The latest in the “There are no ‘quick questions'” files. A client calls to ask if he needs to provide a 1099 to his campaign manager. He ran a political campaign and paid her “out of his personal funds.” Now, on the surface it looks like the answer to that question would be “no” because individuals are not required to issue 1099s. Businesses, however, are and this political campaign had an EIN and its own bank account. The candidate’s “personal funds” were actually contributions he made to his campaign. So now the answer is “yes.” Easy, right? Well, if the personal funds had been paid back they could have been considered loans and we’re back to “no.” And a good #taxpro will also work to keep you in compliance in general so more due diligence was required. Four or more hours down the rabbit hole later I found the following potential filing requirements:
- IRS Form 8871 (required for tax exempt status if the gross income for the campaign reached over $25K)

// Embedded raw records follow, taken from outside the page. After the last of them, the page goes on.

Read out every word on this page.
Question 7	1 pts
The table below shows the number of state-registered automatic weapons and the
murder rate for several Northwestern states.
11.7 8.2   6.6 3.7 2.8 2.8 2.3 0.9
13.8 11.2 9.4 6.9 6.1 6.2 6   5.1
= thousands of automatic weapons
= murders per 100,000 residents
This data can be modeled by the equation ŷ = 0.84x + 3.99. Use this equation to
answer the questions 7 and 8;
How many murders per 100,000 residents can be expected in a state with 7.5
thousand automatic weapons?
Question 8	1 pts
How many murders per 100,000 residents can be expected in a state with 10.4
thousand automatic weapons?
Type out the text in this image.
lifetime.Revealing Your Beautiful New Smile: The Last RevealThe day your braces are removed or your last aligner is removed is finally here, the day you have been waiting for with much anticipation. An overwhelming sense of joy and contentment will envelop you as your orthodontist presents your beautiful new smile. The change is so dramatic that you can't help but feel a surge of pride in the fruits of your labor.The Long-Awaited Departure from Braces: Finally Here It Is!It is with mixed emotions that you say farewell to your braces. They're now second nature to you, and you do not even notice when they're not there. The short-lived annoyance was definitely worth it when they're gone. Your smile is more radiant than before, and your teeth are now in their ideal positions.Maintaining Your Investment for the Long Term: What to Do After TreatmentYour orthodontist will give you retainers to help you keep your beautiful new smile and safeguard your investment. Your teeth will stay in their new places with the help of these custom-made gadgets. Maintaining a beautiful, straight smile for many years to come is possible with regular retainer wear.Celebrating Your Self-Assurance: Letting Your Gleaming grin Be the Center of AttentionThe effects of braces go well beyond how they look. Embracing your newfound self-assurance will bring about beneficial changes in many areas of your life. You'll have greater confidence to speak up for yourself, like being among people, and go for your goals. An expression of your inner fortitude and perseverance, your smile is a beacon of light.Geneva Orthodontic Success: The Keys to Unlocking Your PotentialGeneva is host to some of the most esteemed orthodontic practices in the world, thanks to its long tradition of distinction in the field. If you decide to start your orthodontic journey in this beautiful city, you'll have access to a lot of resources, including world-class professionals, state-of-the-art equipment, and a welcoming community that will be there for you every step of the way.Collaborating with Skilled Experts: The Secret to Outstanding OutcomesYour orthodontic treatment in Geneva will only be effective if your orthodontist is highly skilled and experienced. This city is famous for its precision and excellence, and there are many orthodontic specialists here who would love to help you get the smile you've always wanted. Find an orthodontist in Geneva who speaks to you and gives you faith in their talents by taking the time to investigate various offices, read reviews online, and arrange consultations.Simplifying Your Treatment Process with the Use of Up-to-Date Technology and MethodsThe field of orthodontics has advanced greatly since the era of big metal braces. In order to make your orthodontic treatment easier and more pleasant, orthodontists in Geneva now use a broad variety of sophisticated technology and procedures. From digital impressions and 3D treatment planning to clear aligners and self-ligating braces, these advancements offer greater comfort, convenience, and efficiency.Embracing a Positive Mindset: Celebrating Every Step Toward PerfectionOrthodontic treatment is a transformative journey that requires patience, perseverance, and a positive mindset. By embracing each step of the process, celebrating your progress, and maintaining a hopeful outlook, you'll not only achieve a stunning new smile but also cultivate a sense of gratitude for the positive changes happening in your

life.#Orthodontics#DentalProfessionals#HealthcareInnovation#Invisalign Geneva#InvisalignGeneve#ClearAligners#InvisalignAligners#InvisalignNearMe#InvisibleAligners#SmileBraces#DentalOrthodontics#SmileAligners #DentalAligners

- IRS Form 8872 (required if you are running for a federal office OR if you are not reporting your state/local campaign income and expenses to your state authorities)
- Form 1120-POL (may be required for certain types of non-exempt campaign income that exceeds $100)
- Form 990-N, 990-EZ, or 990 (tax return for tax exempt organizations all with different filing thresholds and requirements and which are just slightly different if your tax exempt organization is a political organization)
Lucky for me and my client, his campaign was fairly small and many of the forms that might have needed to be filed didn’t need to be filed (just the 1099 and the 8871). I did give him and his campaign treasurer a heads up on the applicable thresholds and filing requirements and told them that if things “started to get big or gain a lot of momentum” to be sure to contact me so we can stay up to date with all of the requirements and necessary bookkeeping.
Your campaign may be small and you may think it’s not a big deal, but the tax consequences can be hefty for non-compliance. Better safe than sorry! Consult your #taxpro and stay safe.